Sample iOS app for NMS-free YOLO object detection models (YOLO26, YOLOv10), with on-device multi-object tracking (ByteTrack).
| Model | Size | Architecture | Year |
|---|---|---|---|
| YOLO26s | 18 MB | End-to-end, NMS-free | 2026 |
| YOLOv10s | 14 MB | Dual assignment, NMS-free | 2024 |
These models output direct predictions without requiring Non-Maximum Suppression post-processing.
- Camera — Real-time detection + tracking with FPS/latency stats
- Photo — Pick an image from library and run detection
- Video — Frame-by-frame detection + tracking with progress bar
- Track toggle — Tap
Track/Rawin Camera or Video to switch between tracked (persistent IDs, smoothed boxes) and raw detections
Tracking is implemented in pure Swift (Tracker.swift) using ByteTrack
(Zhang et al., ECCV 2022, arxiv 2110.06864)
— currently the mobile sweet-spot for multi-object tracking:
- No appearance network. Pure motion (per-track 8D constant-velocity Kalman filter) + IoU association. No second neural net on the ANE/GPU.
- Two-stage association. High-confidence detections are matched first; low-confidence detections are then used to rescue tracks about to be lost, which keeps IDs stable through motion blur and brief occlusions.
- Class-aware. Only detections of the same class can inherit a track.
- Track lifecycle. Lost tracks survive 30 frames before being dropped; new tentative tracks need a second-frame confirmation before being drawn.

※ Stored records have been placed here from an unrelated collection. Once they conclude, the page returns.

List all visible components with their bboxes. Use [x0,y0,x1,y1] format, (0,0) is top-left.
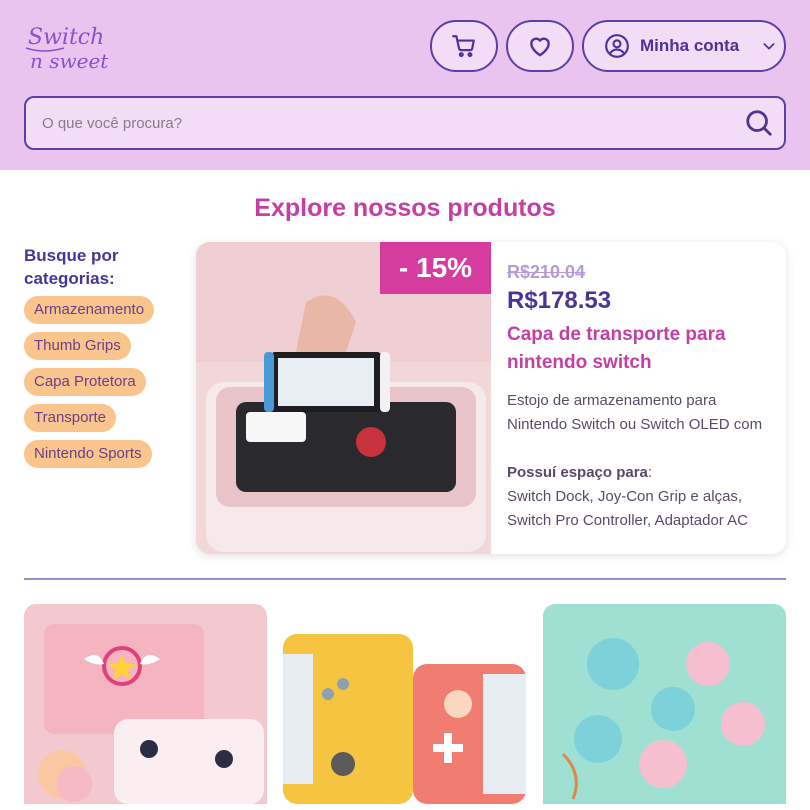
search-bar [24,96,786,150]
svg-text:Switch: Switch [28,25,104,50]
product-description: Estojo de armazenamento para Nintendo Sw… [507,389,769,437]
page-title: Explore nossos produtos [254,194,556,222]
section-divider [24,578,786,580]
product-card[interactable] [543,604,786,810]
category-chip-capa-protetora[interactable]: Capa Protetora [24,368,146,396]
category-list: Armazenamento Thumb Grips Capa Protetora… [24,296,155,476]
categories-heading: Busque por categorias: [24,246,119,288]
product-image-paw-thumb-grips [543,604,786,804]
product-image-sakura-case [24,604,267,804]
user-circle-icon [605,34,629,58]
search-icon[interactable] [744,108,774,138]
heart-icon [530,37,550,57]
category-chip-transporte[interactable]: Transporte [24,404,116,432]
description-text: Estojo de armazenamento para Nintendo Sw… [507,392,763,433]
site-header: Switch n sweet Minha conta [0,0,810,170]
favorites-button[interactable] [506,20,574,72]
category-chip-thumb-grips[interactable]: Thumb Grips [24,332,131,360]
chevron-down-icon [763,43,775,50]
search-input[interactable] [42,98,722,148]
space-label-text: Possuí espaço para [507,464,648,481]
space-label-colon: : [647,464,653,481]
category-chip-nintendo-sports[interactable]: Nintendo Sports [24,440,152,468]
product-image-switch-lite-grips [283,604,526,804]
cart-icon [452,35,475,58]
discount-badge: - 15% [380,242,491,294]
product-card[interactable] [24,604,267,810]
cart-button[interactable] [430,20,498,72]
svg-text:n sweet: n sweet [30,49,109,73]
brand-logo[interactable]: Switch n sweet [24,18,110,74]
account-label: Minha conta [640,36,740,55]
account-menu-button[interactable]: Minha conta [582,20,786,72]
product-title[interactable]: Capa de transporte para nintendo switch [507,321,769,377]
old-price: R$210.04 [507,262,586,282]
current-price: R$178.53 [507,287,612,314]
space-items: Switch Dock, Joy-Con Grip e alças, Switc… [507,488,748,529]
space-label: Possuí espaço para: [507,461,769,485]
category-chip-armazenamento[interactable]: Armazenamento [24,296,155,324]
featured-product-card[interactable]: - 15% R$210.04 R$178.53 Capa de transpor… [196,242,786,554]
product-card[interactable] [283,604,526,810]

Each tracked object gets a persistent color (indexed by track ID) and its box label shows #<id> <class> <conf>%. A short motion trail (~2 seconds of recent Kalman-smoothed centers, configurable via Config.trailMaxLen) is drawn behind each active track so movement direction and velocity are visible at a glance. Track IDs restart when tracking is toggled or when the Camera view re-appears.
- Download a model from the links above
- Unzip and drag the
.mlpackageinto the Xcode project - Build and run on a physical device (iOS 16+)
Model output: [1, 300, 6] where each row is [x1, y1, x2, y2, confidence, class_id] in pixel coordinates (0-640). The app decodes these directly — no NMS needed.